GILLES DE RAIS, héros et salaud

Jeune chevalier, il connaît son heure de gloire en combattant aux côtés de Jeanne d'Arc. Mais, une fois sa guerre contre les Anglais terminée, il se retrouve accusé des plus infâmes agissements. Chronique d'une incroyable descente aux enfers.

Le 26 octobre 1440, au matin, une grande foule parcourt les rues de Nantes en procession, chantant et priant pour l'âme de Gilles de Rais, grand baron de Bretagne et maréchal de France, que l'on s'apprête à pendre et brûler en place publique. Convaincu d'avoir invoqué les démons, torturé, violé et tué des dizaines d'enfants, le monstre s'est cependant repenti et accepte de faire une mort édifiante. Bref, du beau spectacle !

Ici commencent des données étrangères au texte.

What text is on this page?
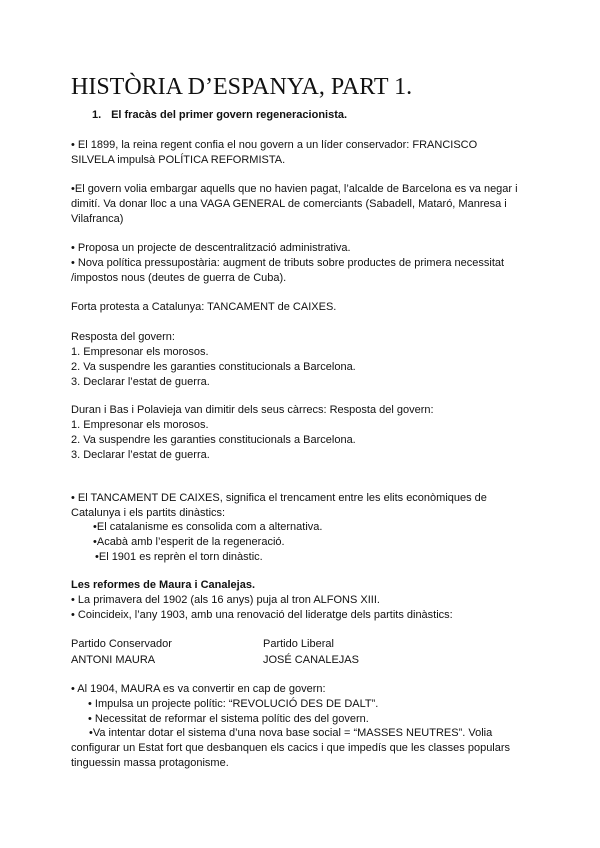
HISTÒRIA D’ESPANYA, PART 1.
1. El fracàs del primer govern regeneracionista.
• El 1899, la reina regent confia el nou govern a un líder conservador: FRANCISCO
SILVELA impulsà POLÍTICA REFORMISTA.
•El govern volia embargar aquells que no havien pagat, l’alcalde de Barcelona es va negar i
dimití. Va donar lloc a una VAGA GENERAL de comerciants (Sabadell, Mataró, Manresa i
Vilafranca)
• Proposa un projecte de descentralització administrativa.
• Nova política pressupostària: augment de tributs sobre productes de primera necessitat
/impostos nous (deutes de guerra de Cuba).
Forta protesta a Catalunya: TANCAMENT de CAIXES.
Resposta del govern:
1. Empresonar els morosos.
2. Va suspendre les garanties constitucionals a Barcelona.
3. Declarar l’estat de guerra.
Duran i Bas i Polavieja van dimitir dels seus càrrecs: Resposta del govern:
1. Empresonar els morosos.
2. Va suspendre les garanties constitucionals a Barcelona.
3. Declarar l’estat de guerra.
• El TANCAMENT DE CAIXES, significa el trencament entre les elits econòmiques de
Catalunya i els partits dinàstics:
•El catalanisme es consolida com a alternativa.
•Acabà amb l’esperit de la regeneració.
•El 1901 es reprèn el torn dinàstic.
Les reformes de Maura i Canalejas.
• La primavera del 1902 (als 16 anys) puja al tron ALFONS XIII.
• Coincideix, l’any 1903, amb una renovació del lideratge dels partits dinàstics:
Partido Conservador
ANTONI MAURA
Partido Liberal
JOSÉ CANALEJAS
• Al 1904, MAURA es va convertir en cap de govern:
• Impulsa un projecte polític: “REVOLUCIÓ DES DE DALT”.
• Necessitat de reformar el sistema polític des del govern.
•Va intentar dotar el sistema d’una nova base social = “MASSES NEUTRES”. Volia
configurar un Estat fort que desbanquen els cacics i que impedís que les classes populars
tinguessin massa protagonisme.
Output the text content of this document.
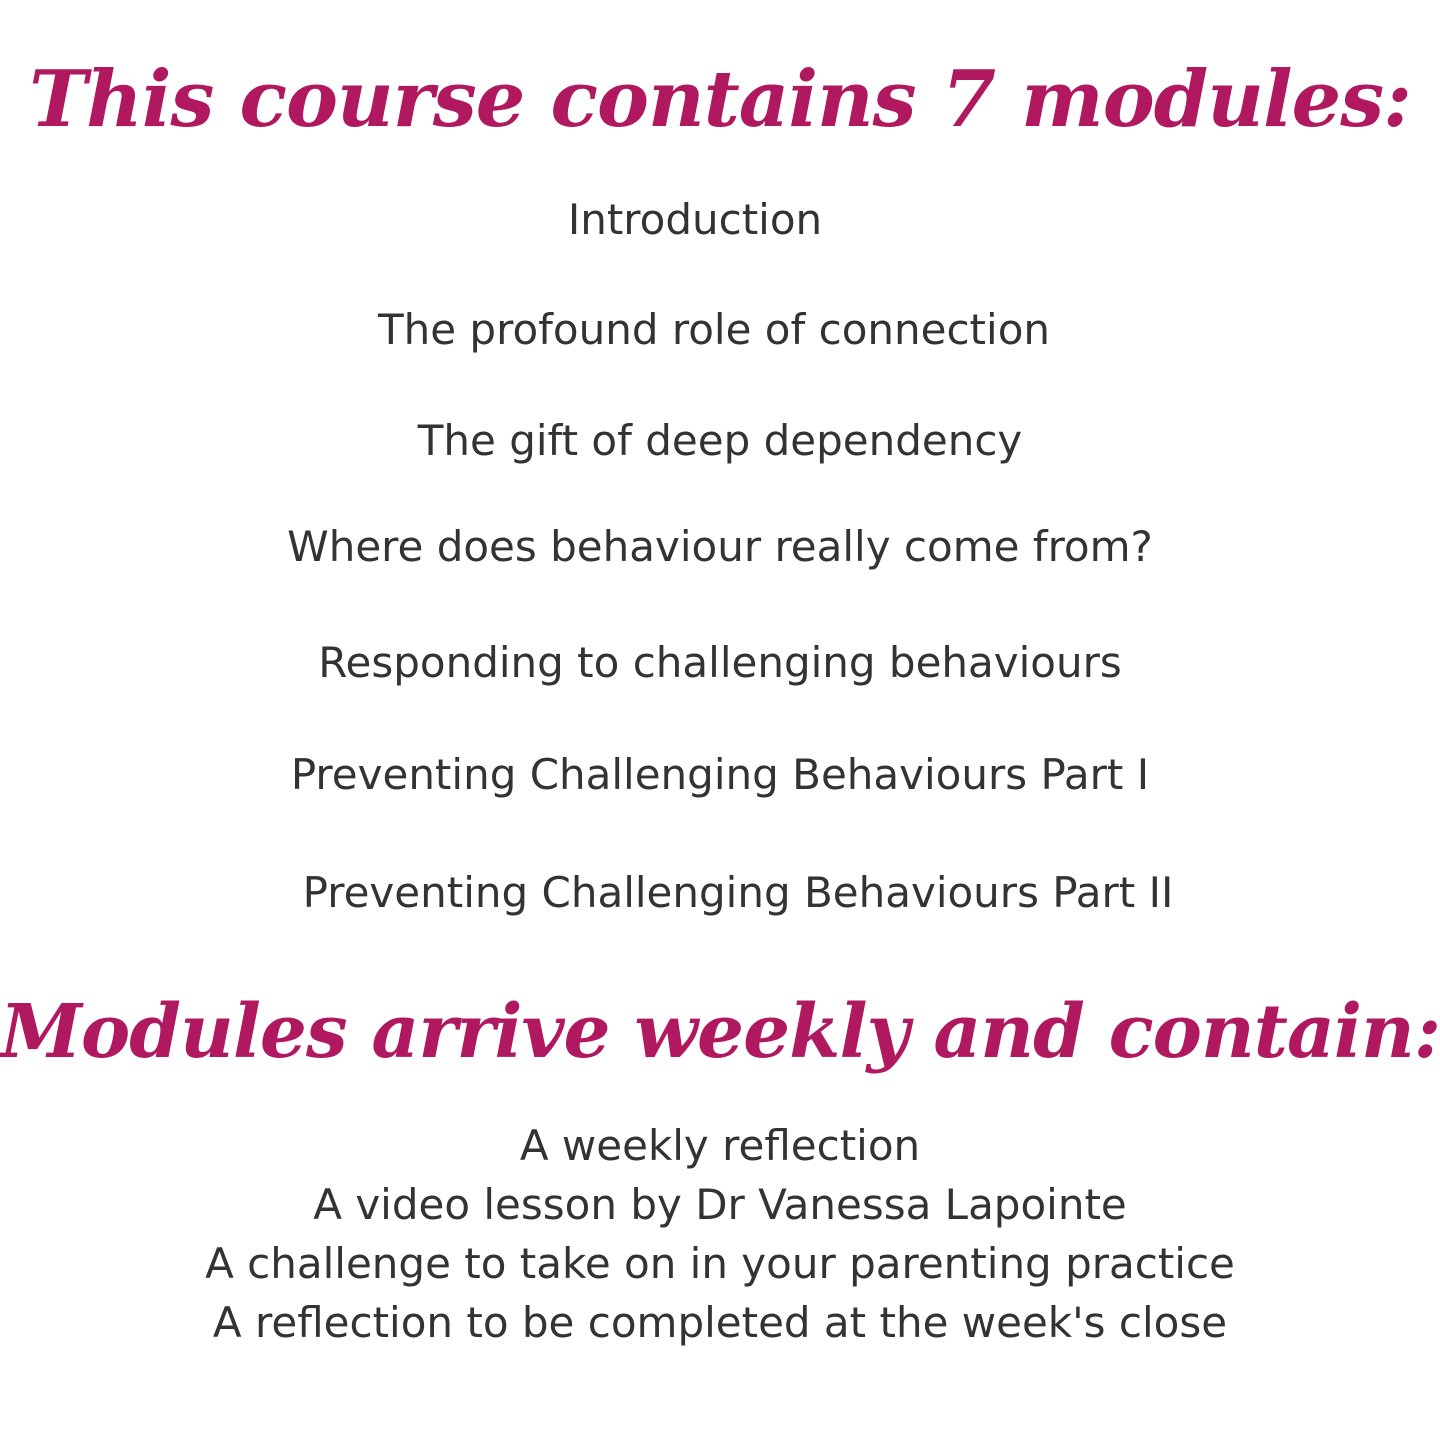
This course contains 7 modules:
Introduction
The profound role of connection
The gift of deep dependency
Where does behaviour really come from?
Responding to challenging behaviours
Preventing Challenging Behaviours Part I
Preventing Challenging Behaviours Part II
Modules arrive weekly and contain:
A weekly reflection
A video lesson by Dr Vanessa Lapointe
A challenge to take on in your parenting practice
A reflection to be completed at the week's close
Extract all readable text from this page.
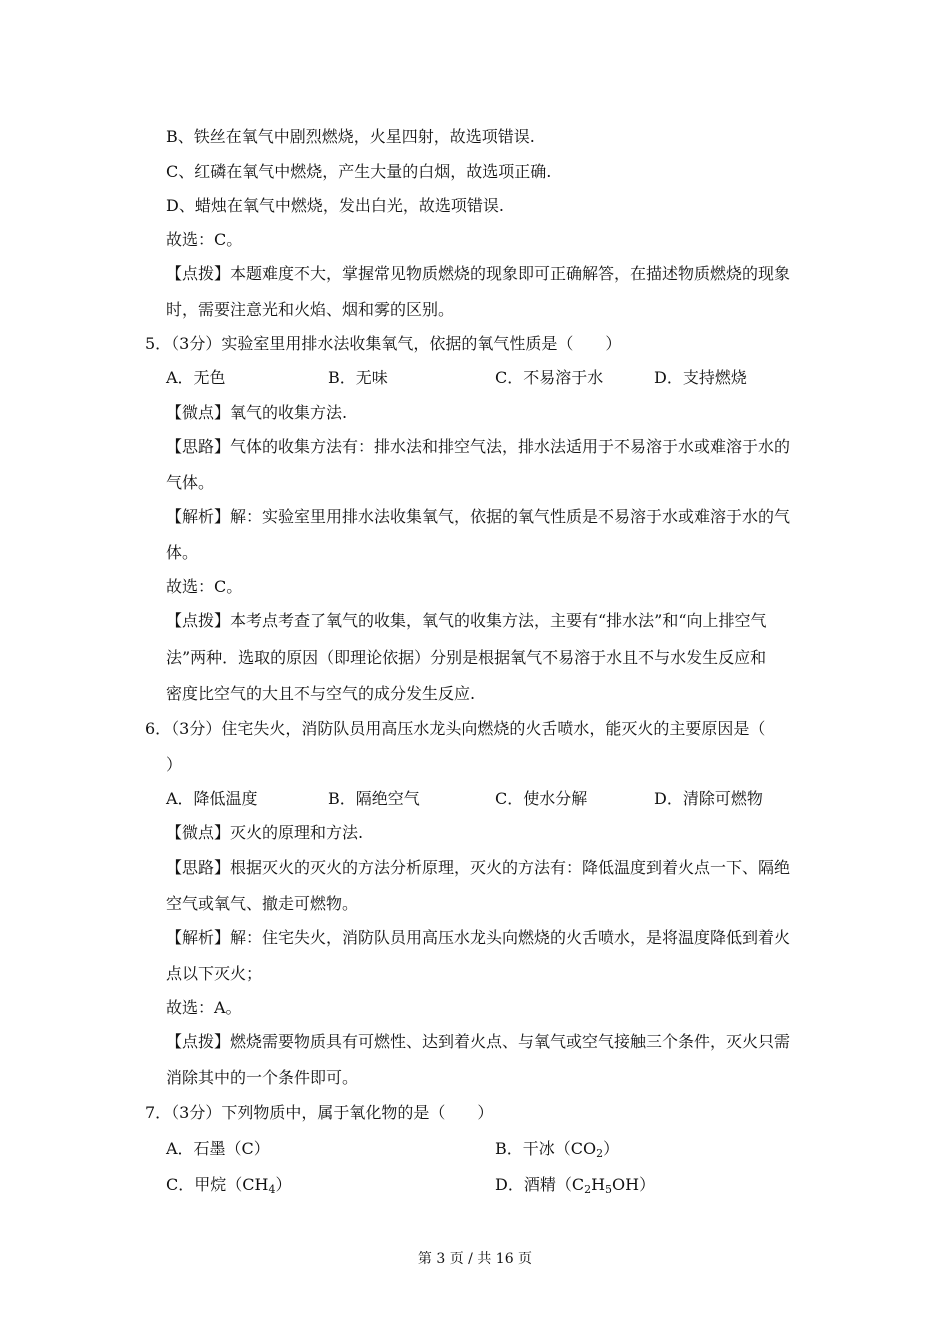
B、铁丝在氧气中剧烈燃烧，火星四射，故选项错误.
C、红磷在氧气中燃烧，产生大量的白烟，故选项正确.
D、蜡烛在氧气中燃烧，发出白光，故选项错误.
故选：C。
【点拨】本题难度不大，掌握常见物质燃烧的现象即可正确解答，在描述物质燃烧的现象
时，需要注意光和火焰、烟和雾的区别。
5．（3分）实验室里用排水法收集氧气，依据的氧气性质是（　　）
A．无色	B．无味	C．不易溶于水	D．支持燃烧
【微点】氧气的收集方法.
【思路】气体的收集方法有：排水法和排空气法，排水法适用于不易溶于水或难溶于水的
气体。
【解析】解：实验室里用排水法收集氧气，依据的氧气性质是不易溶于水或难溶于水的气
体。
故选：C。
【点拨】本考点考查了氧气的收集，氧气的收集方法，主要有“排水法”和“向上排空气
法”两种．选取的原因（即理论依据）分别是根据氧气不易溶于水且不与水发生反应和
密度比空气的大且不与空气的成分发生反应.
6．（3分）住宅失火，消防队员用高压水龙头向燃烧的火舌喷水，能灭火的主要原因是（
）
A．降低温度	B．隔绝空气	C．使水分解	D．清除可燃物
【微点】灭火的原理和方法.
【思路】根据灭火的灭火的方法分析原理，灭火的方法有：降低温度到着火点一下、隔绝
空气或氧气、撤走可燃物。
【解析】解：住宅失火，消防队员用高压水龙头向燃烧的火舌喷水，是将温度降低到着火
点以下灭火；
故选：A。
【点拨】燃烧需要物质具有可燃性、达到着火点、与氧气或空气接触三个条件，灭火只需
消除其中的一个条件即可。
7．（3分）下列物质中，属于氧化物的是（　　）
A．石墨（C）	B．干冰$(CO_2)$
C．甲烷$(CH_4)$	D．酒精$(C_2H_5OH)$
第 3 页 / 共 16 页
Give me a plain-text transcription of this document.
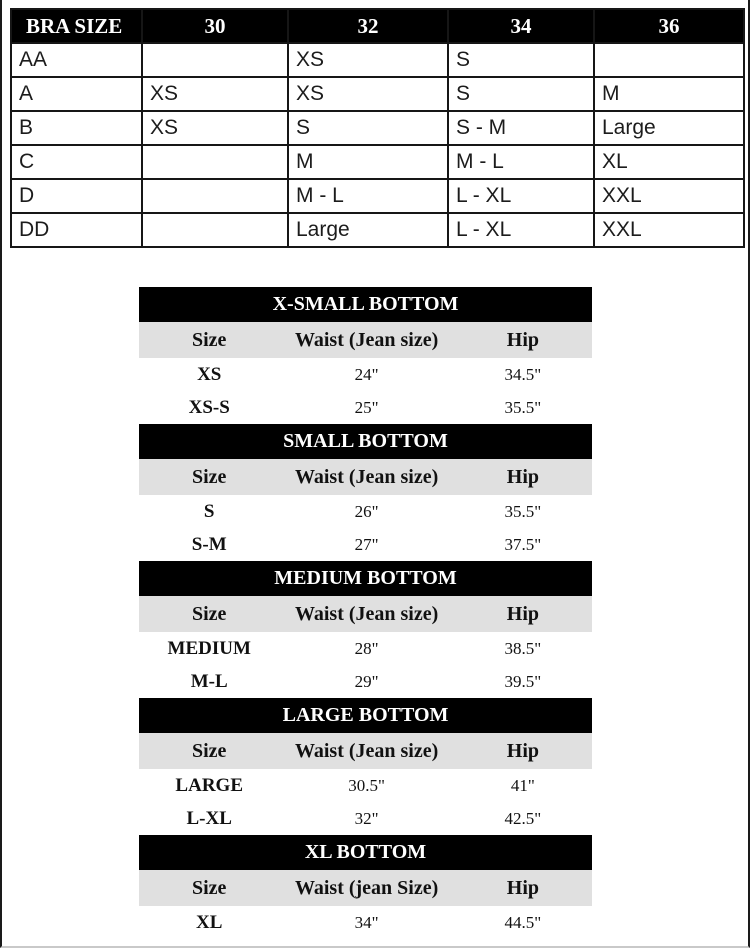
BRA SIZE	30	32	34	36
AA		XS	S	
A	XS	XS	S	M
B	XS	S	S - M	Large
C		M	M - L	XL
D		M - L	L - XL	XXL
DD		Large	L - XL	XXL
X-SMALL BOTTOM
Size	Waist (Jean size)	Hip
XS	24"	34.5"
XS-S	25"	35.5"
SMALL BOTTOM
Size	Waist (Jean size)	Hip
S	26"	35.5"
S-M	27"	37.5"
MEDIUM BOTTOM
Size	Waist (Jean size)	Hip
MEDIUM	28"	38.5"
M-L	29"	39.5"
LARGE BOTTOM
Size	Waist (Jean size)	Hip
LARGE	30.5"	41"
L-XL	32"	42.5"
XL BOTTOM
Size	Waist (jean Size)	Hip
XL	34"	44.5"
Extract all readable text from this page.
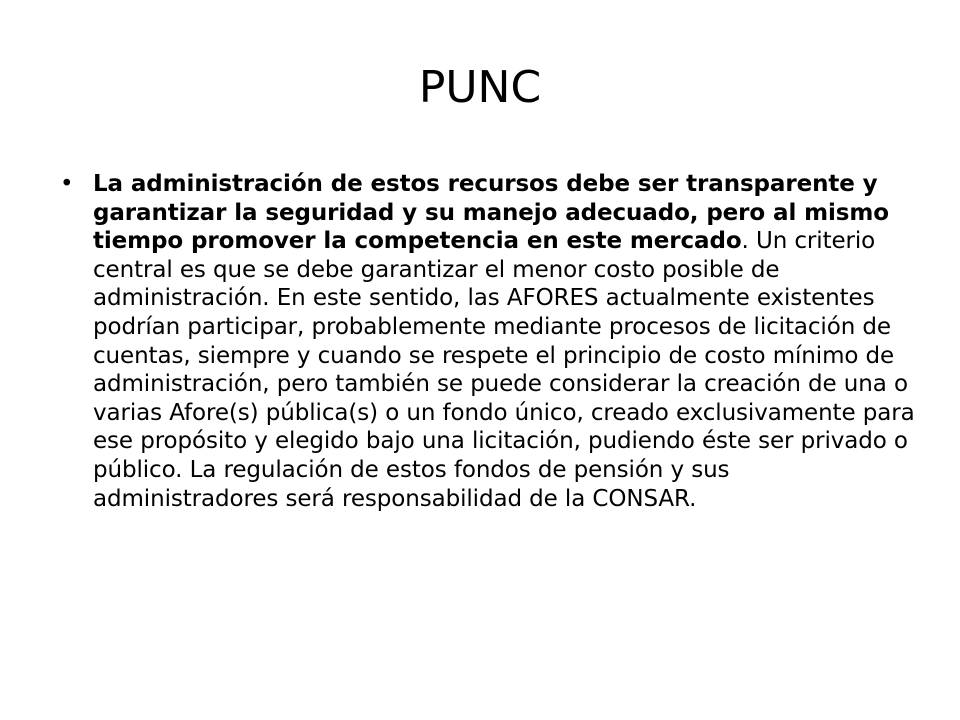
PUNC
• La administración de estos recursos debe ser transparente y garantizar la seguridad y su manejo adecuado, pero al mismo tiempo promover la competencia en este mercado. Un criterio central es que se debe garantizar el menor costo posible de administración. En este sentido, las AFORES actualmente existentes podrían participar, probablemente mediante procesos de licitación de cuentas, siempre y cuando se respete el principio de costo mínimo de administración, pero también se puede considerar la creación de una o varias Afore(s) pública(s) o un fondo único, creado exclusivamente para ese propósito y elegido bajo una licitación, pudiendo éste ser privado o público. La regulación de estos fondos de pensión y sus administradores será responsabilidad de la CONSAR.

La chute de Gilles de Rais est d'autant plus saisissante pour ses contemporains que sa carrière avait fort bien commencé. Né en 1404 ou 1405, il s'est retrouvé, par le hasard des héritages, à la tête d'un remarquable ensemble territorial, qui comprend, entre autres, la baronnie de Rais (aujourd'hui Retz, en Vendée), dépendant du duché de Bretagne, et de riches fiefs en Poitou et en Anjou. Au sommet de sa gloire, ces seigneuries lui rapportent environ 30 000 livres par an, ce qui en fait un seigneur de premier plan. Elles lui imposent aussi des choix délica ...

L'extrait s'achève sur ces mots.